I am trying to solve the following problem:
Find all the continuous functions $f:\mathbb{R} \to \mathbb{R}$ that satisfy if $a$, $b$ and $c$ are nonzero real numbers such that $a+b+c=0$ then $f(a)+f(b)+f(c)=0$.
I have only proved that $f(0)=0$: Let $f$ be a function that holds the condition in the statement, and let $x$ be a nonzero real number. Because of the hypothesis on $f$, we have that $$f(2x) + f(-x) + f(-x) = 0.$$ Thus, $f(2x) = -2f(-x)$. Since $f$ is continuous, we get that $f(0) = -2f(0)$ as $x\to 0$. It follows that $f(0)=0$.

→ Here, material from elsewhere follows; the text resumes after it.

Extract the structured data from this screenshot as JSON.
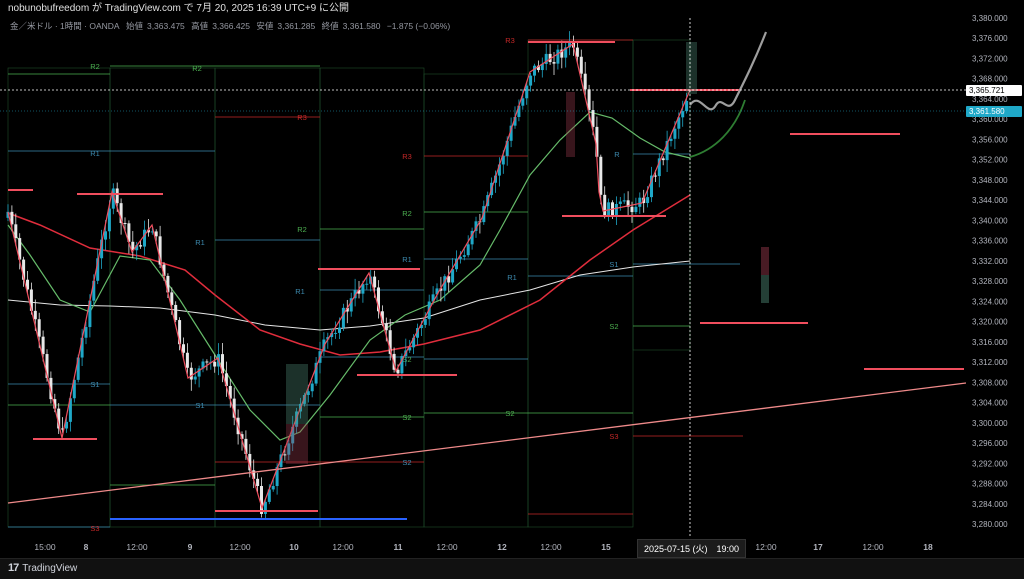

I guess that the only function that fulfills the statement is $f(x)=mx$ for any real $m$, but I don't know how to show it.
Best Answer
You have already proved that $f(0)=0$ and (by @JensSchwaiger's comment) $f(-x)=-f(x).$ Therefore, your equation boils down to $$f(a+b)=f(a)+f(b)$$ (whenever $a,b,a+b\ne0,$ but also when at least one of them is $0,$ by the two previous properties). This is Cauchy's functional equation, whose continuous solutions are indeed the linear functions $f(x)=mx,$ as you guessed.